Lunar alcança a perfeição que outras ficções científicas quase atingiram nos últimos anos, como Distrito 9, Avatar e Presságio. Estréia do diretor Duncan Jones, o filme tem um roteiro surpreendente, fascinante tanto tematicamente quanto na construção de seu protagonista, o astronauta Sam Bell, interpretado por Sam Rockwell.

Sam Bell é o responsável por uma estação lunar, de onde uma empresa extrai energia para o planeta. Depois de três anos vivendo isolado, seu contrato finalmente está acabando, e ele aguarda ansioso seu retorno para casa. Porém, depois de um acidente, Sam começa a sofrer alucinações, que podem também esconder uma realidade muito mais terrível...

Ator de imenso talento e carisma, e cujo fato de não ter se tornado uma estrela é um completo mistério para mim, Sam Rockwell realiza uma interpretação mais do que notável, e que seu nome tenha sido esquecido na época de premiações é uma completa vergonha (e isso também vale para Confissões de uma Mente Perigosa). E vale dizer que a participação de Kevin Spacey, que dubla o robô Gertie é notável pelo imenso contraste com o Hal 9000 de 2001 - Uma Odisséia no Espaço.

Mas o diretor Duncan Jones se revela uma imensa surpresa, trabalhando com efeitos especiais que estão muito mais preocupados em criar um visual expressionista do que realista (reparem em como o planeta Terra é mostrado). E para completar, a trilha sonora do sempre genial Clint Mansell (parceiro habitual de Darren Aronofsky) mostra mais uma vez o trabalho de um músico extremamente subestimado. 

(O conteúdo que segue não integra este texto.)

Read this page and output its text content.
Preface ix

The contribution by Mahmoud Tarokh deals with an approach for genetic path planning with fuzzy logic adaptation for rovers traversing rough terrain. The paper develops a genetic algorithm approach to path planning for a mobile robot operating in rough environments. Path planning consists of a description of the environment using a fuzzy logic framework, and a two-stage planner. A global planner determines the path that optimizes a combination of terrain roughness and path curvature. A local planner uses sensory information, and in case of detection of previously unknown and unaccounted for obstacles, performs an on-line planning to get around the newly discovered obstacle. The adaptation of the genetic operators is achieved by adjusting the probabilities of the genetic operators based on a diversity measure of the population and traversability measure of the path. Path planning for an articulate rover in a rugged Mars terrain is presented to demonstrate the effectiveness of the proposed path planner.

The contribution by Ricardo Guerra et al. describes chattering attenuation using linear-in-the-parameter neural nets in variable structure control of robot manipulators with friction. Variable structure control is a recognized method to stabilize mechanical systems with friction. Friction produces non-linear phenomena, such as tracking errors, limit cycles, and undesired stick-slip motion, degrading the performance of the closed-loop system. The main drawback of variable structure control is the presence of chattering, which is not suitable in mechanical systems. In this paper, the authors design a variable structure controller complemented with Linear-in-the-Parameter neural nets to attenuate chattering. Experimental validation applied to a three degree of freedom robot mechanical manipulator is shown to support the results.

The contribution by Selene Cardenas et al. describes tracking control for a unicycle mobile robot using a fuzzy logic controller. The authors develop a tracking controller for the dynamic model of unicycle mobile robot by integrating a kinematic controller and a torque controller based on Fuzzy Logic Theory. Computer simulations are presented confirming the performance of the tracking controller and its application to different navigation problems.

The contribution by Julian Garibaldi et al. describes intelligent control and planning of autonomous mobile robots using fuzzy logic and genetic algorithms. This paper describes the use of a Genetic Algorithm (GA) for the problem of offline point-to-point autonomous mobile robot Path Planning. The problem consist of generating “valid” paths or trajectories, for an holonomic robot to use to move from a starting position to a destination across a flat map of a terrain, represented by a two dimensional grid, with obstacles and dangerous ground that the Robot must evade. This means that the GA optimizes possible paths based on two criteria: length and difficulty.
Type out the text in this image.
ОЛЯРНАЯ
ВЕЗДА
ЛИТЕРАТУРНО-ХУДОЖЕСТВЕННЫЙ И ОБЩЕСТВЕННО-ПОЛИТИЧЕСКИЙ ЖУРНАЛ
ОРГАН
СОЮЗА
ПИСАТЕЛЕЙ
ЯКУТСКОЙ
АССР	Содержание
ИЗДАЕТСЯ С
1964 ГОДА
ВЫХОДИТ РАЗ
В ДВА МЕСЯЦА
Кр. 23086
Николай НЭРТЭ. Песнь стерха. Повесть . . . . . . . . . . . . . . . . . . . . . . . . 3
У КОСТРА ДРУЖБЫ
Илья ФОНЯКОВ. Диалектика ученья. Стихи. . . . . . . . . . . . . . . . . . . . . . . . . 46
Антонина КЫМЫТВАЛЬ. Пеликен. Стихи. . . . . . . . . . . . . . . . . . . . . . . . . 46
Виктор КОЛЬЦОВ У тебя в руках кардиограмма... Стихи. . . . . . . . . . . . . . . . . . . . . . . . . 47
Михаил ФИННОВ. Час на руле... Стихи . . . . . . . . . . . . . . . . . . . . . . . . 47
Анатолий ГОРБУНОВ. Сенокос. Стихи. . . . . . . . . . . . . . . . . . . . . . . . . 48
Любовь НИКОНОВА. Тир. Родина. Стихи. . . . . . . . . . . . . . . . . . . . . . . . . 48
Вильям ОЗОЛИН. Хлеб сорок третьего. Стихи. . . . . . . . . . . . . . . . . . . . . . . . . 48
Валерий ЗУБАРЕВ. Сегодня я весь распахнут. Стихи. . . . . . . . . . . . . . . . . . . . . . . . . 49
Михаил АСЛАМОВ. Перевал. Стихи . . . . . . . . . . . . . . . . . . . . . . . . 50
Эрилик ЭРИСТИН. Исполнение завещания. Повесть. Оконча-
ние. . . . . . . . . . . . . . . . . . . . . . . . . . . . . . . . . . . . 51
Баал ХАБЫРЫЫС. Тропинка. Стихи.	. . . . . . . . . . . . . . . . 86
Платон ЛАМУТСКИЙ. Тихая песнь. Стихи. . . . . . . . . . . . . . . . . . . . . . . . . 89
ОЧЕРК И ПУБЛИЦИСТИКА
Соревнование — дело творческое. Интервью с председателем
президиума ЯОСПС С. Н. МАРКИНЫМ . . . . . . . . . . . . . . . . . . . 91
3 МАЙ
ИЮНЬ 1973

Contando com uma trama simples e repleta de detalhes geniais (que não posso nem me arriscar em contar), Lunar é mais um notável exemplo de filmes brilhantes que passam batidos aqui no Brasil, jogados direto em DVD, assim como um certo ganhador do Oscar no ano passado...

NOTA: 10

2 comentários:

pseudo-autor disse...

Achei um filme superestimado. É bom, mas nada que seja considerado extraordinário. O que me surpreendeu foi a interpretação do Sam Rockwell (que dificilmente me decepciona, vide suas performances em Choke e Homem de Ferro 2). Mas no final das contas é válido por nos apresentar a uma nova promessa do cinema: Duncan Jones, filho do David Bowie.

Cultura? O lugar é aqui:
http://culturaexmachina.blogspot.com

annastesia disse...

Bowie mostrando que tem bons genes. Début promissor de Duncan. Rockwell está muito bem, como sempre.